Story Stocks®
Updated: 29-Sep-25 11:13 ET
Electronic Arts to be taken private in $55 bln deal, putting gaming industry in spotlight (EA)
Electronic Arts (EA) agreed to be taken private in a landmark transaction that values the company at roughly $55 bln -- shareholders will receive $210 per share in cash (a 25% premium to EA’s unaffected $168.32 close on Sept. 25). The announcement follows a Wall Street Journal report late last week that EA was nearing a roughly $50 bln deal, which had already sent the stock higher ahead of the definitive announcement.
- The consortium is led by Saudi Arabia’s Public Investment Fund (PIF) together with Silver Lake and Affinity Partners; PIF will roll its existing 9.9% stake into the transaction.
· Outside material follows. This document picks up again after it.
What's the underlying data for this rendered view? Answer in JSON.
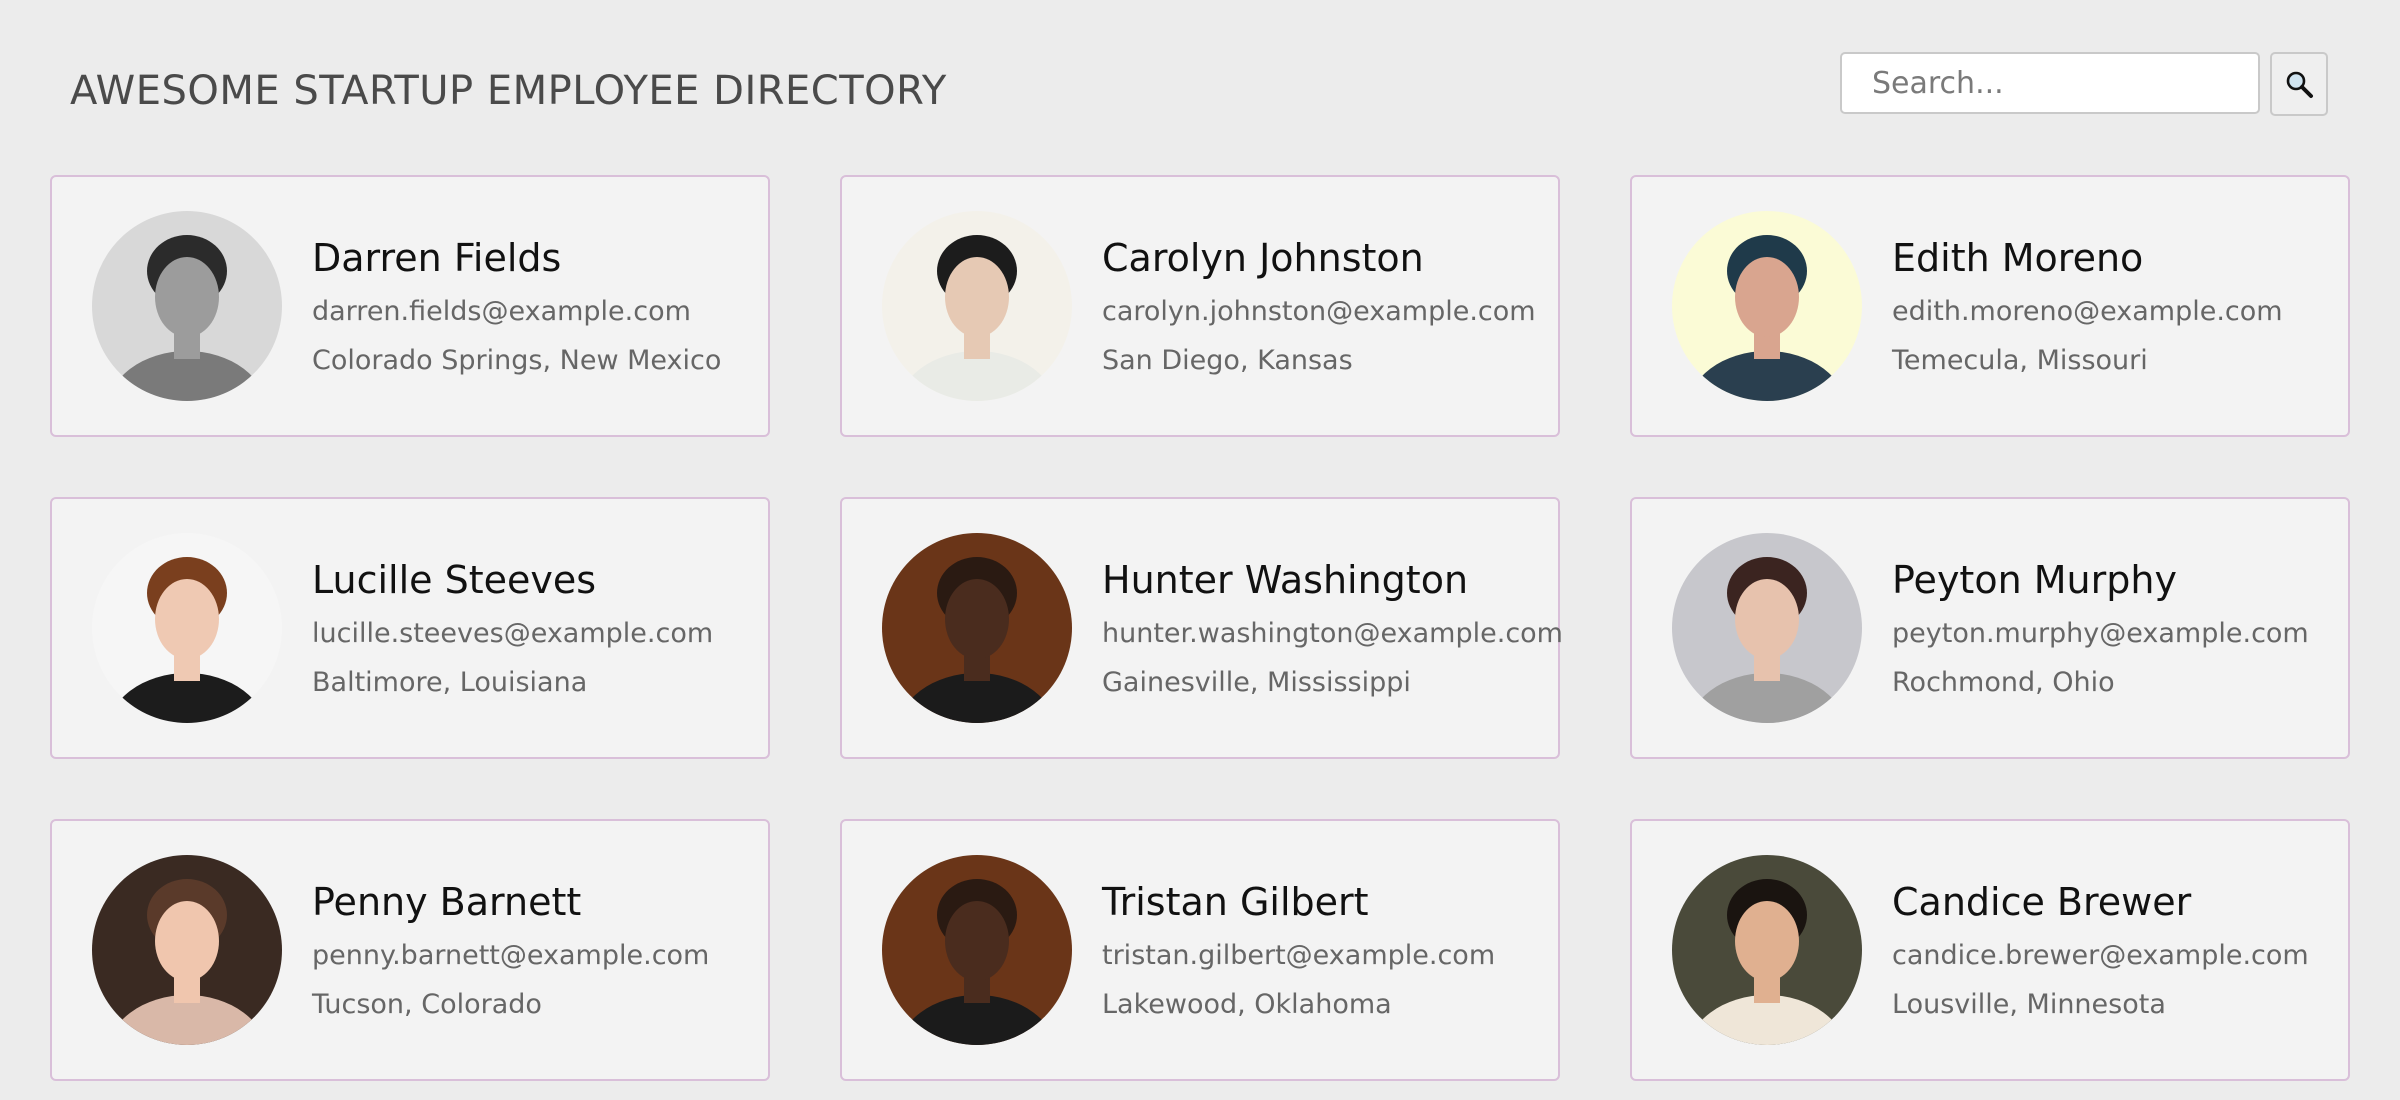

The transaction structure values EA’s equity at roughly $52.5-$55 bln and includes a mix of equity and debt financing.
- PIF has been building a big gaming portfolio (and will keep an ownership stake), Silver Lake brings tech/gaming buyout experience, and Affinity adds a U.S. financial sponsor connection.
- For PIF, the deal accelerates their gaming strategy; for the sponsors, EA’s stable cash flows, live-services franchises, and upcoming tentpole releases (e.g., Battlefield) present a path to drive incremental bookings and margin expansion away from public-market scrutiny.
- EA beat Q1 net bookings and EPS on July 29 but guided Q2 bookings below Street expectations, citing EA SPORTS FC 26 content phasing, a normalized College Football sales curve, and higher Battlefield 6 marketing spend.
- Net bookings have swung –20% to +8% over the past five quarters, reflecting the lumpiness of big releases, edition phasing, and live-service cadence.
- Since 2021, EA shares are up +20% (excluding acquisition-related gains) vs. +75% for the Nasdaq, weighed down by franchise execution issues, cyclicality, and investor preference for faster-growth software.
- Take-Two (TTWO) could benefit modestly from M&A comps, while Roblox (RBLX) may attract private capital interest despite its different model and demographics.
Briefing.com Analyst Insight:
The EA buyout is a watershed transaction for gaming: a 25% cash premium is attractive to public holders and reflects private buyers’ willingness to pay for large, cash-generative gaming franchises and the flexibility to re-phase product roadmaps away from quarter-to-quarter public scrutiny. For EA’s public peers, expect a mixed reaction -- an initial valuation rerate on deal comps, followed by selective investor appetite for companies that can clearly demonstrate less lumpy revenue recognition and stronger long-term monetization roadmaps.